Brand image and Insight – monitor the general mood of consumer sentiment to the brand and investigate specific issues.

Campaign effectiveness – assess specific factors in a campaign’s effectiveness, gain insights quickly enough to implement changes to fine-tune the campaign.

Risk & Reputation – identify risks and threats; anything from a consumer who has misunderstood your brand to a malicious ex-employee attacking the brand.

To maintain exclusivity, some brands create their own “˜members only’ sites or choose to join forces with invitation-only sites, such as Qubers and A Small World (ASW), where niche audience members have a secure online community in which to share information with each other.

ASW sponsors include Cartier, Starwood Hotels and Mercedes – although there are many rumblings among members that it’s no longer exclusive enough.

BLOGGING AN OPPORTUNITY
There’s also the blogger opportunity – the opinion leaders and your most active brand advocates/assassins.

It’s interesting to note that top fashion bloggers now get seats on the front row of the main catwalk shows. They got there in less than three years, a journey that most mere mortal journalists never make.

Just like the fashion houses are doing, let these bloggers know how much they mean to you. Give them information and access to content they won’t get anywhere else.

Exclusivity is a key driver for them and, as they’re naturally promiscuous communicators, they will in turn start sharing that bespoke and exclusive content beyond the inner sanctum. And so the positive word of mouth begins, but this time with you at the control.

While it may initially feel like a ride beyond your comfort zone, Social Media may open conversation about your CSR policy – environment, provenance and ethics in particular – but here lies another prize, the opportunity to show how active you are and engage direct with passionate followers of those issues.

Being successful in social media requires participation – remember your role in the conversation; you will need to stay active which could be as much as three or four times a day on Twitter.

These channels need to be treated differently too. Companies who use Twitter simply to replicate what’s on their Facebook page will probably find they have a much larger following on Facebook than on Twitter.

Twitter is a real two-way conversation and is therefore much more instant and alive than Facebook. The phenomenal growth of Twitter and Facebook will inevitably lead to users “˜thinning out’ their contacts and keeping only those whose conversations they really share.
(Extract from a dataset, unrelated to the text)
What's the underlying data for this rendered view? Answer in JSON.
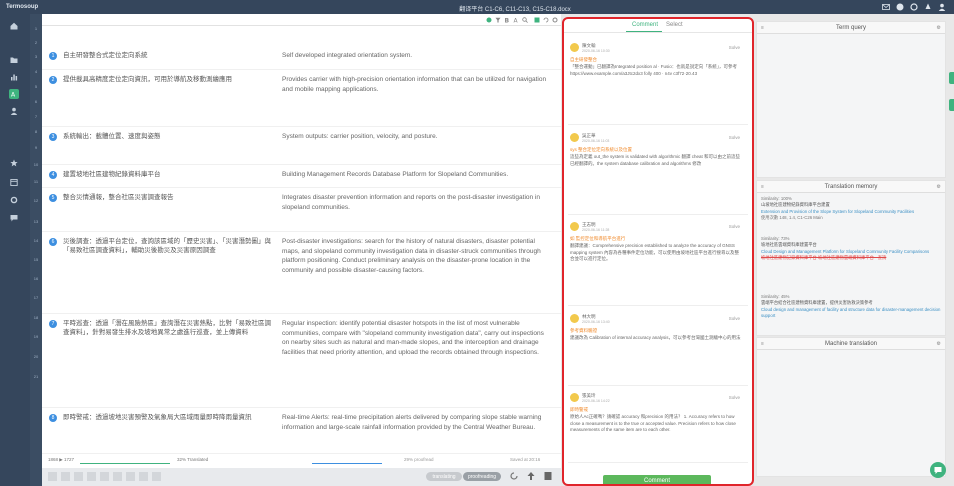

Finally, the start of a Social Media relationship is exactly that, the start. Be ready to change and respond to Social Media and bear in mind that it will continue to evolve, perhaps even maintaining the frantic pace of development seen over the past five years.

One thing is certain; the conversation will always be changing and always interesting.

The dangerous cliché of the “˜captive audience’ in travel retail is further undermined by the pervasiveness of this new media.

The traveller has never had less time to kill in the lounge and has never had so many options as to how to make the best use of their dwell time – connecting with friends, uploading images, sharing links and videos in a global conversation.

Hopefully, the retail experience delivers enough excitement to draw their eyes away from their little screens. If it doesn’t, then don’t be surprised if they just shared their negative thoughts with a global audience.